凍結したウゴービは、解凍しても使用できません。凍結時に氷の結晶がペプチドの立体構造を物理的に破壊するため、薬としての効果が失われてしまいます。
凍結した形跡があるペンは廃棄し、新しいペンを使用してください。冷蔵庫内でも冷気の吹き出し口付近は温度が下がりすぎることがあるため、庫内の設置場所にも注意が必要です。
ウゴービの薬液が変色しているように見えるのですが、使っても大丈夫ですか?
正常なウゴービの薬液は無色透明です。黄色っぽい変色や白い濁り、微小な浮遊物が確認できる場合は、ペプチドが凝集・分解している可能性が高いため、使用を中止してください。
異常が見られるペンは薬局または医療機関に持参し、薬剤師に状態を確認してもらうことをおすすめします。自己判断で注射するのは避けましょう。
ウゴービを飛行機で持ち運ぶときに注意すべき点は何ですか?
ウゴービを飛行機で運ぶ際は、必ず機内持ち込み手荷物に入れてください。

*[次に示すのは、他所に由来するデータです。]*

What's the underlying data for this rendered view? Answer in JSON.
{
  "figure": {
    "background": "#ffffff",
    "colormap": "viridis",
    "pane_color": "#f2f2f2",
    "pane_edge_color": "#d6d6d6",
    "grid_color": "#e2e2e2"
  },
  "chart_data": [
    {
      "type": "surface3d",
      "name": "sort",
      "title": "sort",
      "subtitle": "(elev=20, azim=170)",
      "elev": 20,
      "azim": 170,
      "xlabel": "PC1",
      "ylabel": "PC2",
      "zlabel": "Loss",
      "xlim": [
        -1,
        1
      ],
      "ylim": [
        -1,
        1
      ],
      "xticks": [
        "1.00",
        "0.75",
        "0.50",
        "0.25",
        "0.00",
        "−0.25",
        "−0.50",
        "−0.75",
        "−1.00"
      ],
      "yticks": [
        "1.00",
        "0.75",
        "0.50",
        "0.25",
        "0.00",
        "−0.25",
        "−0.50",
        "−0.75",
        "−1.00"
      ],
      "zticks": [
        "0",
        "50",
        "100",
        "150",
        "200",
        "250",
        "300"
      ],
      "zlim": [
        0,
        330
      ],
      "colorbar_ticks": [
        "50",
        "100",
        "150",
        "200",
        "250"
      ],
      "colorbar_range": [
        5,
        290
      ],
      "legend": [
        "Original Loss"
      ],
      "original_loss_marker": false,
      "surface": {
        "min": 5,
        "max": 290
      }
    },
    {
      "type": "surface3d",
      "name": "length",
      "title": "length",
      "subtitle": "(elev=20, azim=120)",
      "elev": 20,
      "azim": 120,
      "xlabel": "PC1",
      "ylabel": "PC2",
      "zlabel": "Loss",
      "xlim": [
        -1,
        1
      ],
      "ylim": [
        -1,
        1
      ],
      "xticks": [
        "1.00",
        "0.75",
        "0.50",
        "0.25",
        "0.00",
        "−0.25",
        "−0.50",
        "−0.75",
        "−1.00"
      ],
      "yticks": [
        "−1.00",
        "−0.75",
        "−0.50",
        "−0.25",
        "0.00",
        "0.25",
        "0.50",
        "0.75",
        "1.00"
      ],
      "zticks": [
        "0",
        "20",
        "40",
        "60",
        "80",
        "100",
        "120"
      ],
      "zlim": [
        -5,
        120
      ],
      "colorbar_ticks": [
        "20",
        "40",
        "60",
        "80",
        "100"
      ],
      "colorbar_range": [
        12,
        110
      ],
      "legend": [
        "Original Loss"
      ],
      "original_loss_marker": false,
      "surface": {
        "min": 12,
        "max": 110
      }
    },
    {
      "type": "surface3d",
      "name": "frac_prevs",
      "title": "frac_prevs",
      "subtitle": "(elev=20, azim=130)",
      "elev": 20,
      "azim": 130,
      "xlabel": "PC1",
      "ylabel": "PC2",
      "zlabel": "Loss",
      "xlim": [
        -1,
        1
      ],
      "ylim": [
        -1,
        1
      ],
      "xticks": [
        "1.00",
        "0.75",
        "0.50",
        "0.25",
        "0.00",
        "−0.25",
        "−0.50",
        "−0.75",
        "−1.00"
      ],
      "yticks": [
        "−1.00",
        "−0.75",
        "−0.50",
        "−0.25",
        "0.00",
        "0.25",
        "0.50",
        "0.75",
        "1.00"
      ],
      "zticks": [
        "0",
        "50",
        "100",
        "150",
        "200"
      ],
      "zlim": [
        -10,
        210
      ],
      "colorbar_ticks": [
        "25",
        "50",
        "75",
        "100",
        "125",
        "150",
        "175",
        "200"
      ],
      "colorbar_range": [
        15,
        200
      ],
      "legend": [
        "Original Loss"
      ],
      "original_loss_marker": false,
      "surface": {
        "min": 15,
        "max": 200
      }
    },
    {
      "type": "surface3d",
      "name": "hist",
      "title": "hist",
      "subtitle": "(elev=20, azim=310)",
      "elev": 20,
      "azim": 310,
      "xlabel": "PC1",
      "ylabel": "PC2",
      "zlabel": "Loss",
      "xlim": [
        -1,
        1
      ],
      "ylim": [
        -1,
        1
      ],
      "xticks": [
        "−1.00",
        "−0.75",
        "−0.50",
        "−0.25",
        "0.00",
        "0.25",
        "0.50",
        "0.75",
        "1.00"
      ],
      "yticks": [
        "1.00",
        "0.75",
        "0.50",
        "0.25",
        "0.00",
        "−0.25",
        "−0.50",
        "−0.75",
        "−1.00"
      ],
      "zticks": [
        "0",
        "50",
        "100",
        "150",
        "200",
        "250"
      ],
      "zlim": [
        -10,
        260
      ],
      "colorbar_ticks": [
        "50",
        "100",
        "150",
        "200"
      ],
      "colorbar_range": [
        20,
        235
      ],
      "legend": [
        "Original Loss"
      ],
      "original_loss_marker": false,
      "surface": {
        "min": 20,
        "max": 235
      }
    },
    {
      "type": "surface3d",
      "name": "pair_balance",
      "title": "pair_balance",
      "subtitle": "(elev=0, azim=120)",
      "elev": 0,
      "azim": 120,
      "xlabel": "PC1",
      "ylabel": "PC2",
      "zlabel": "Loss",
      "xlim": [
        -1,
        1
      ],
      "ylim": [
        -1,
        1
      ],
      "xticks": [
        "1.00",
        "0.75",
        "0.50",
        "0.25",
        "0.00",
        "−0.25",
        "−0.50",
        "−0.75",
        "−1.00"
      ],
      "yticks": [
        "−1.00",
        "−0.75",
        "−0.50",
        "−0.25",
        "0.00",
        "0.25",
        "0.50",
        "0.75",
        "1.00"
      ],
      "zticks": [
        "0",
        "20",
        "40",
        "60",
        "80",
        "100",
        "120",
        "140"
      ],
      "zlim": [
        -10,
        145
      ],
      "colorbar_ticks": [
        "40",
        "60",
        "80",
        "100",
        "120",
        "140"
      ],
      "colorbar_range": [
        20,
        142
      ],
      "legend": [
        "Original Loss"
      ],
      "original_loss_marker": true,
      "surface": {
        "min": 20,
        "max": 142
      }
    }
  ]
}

貨物室は氷点下になる場合があり、凍結による薬の破損リスクがあります。
保冷バッグに保冷剤とともに入れ、保冷剤はタオルなどで包んで直接薬に触れないようにしましょう。英文の処方証明書を携帯しておくと、海外での保安検査もスムーズに進みます。
ウゴービの保管にはどのような保冷バッグを選べばよいですか?
市販の保冷バッグでも、内部にアルミ層を持つ断熱性の高いタイプなら十分に使えます。保冷剤を直接薬に接触させないこと、密閉性が高いバッグを選ぶことがポイントです。
食品と同じクーラーボックスに入れると開閉頻度が増えるため、薬専用のポーチを別に用意するのがおすすめです。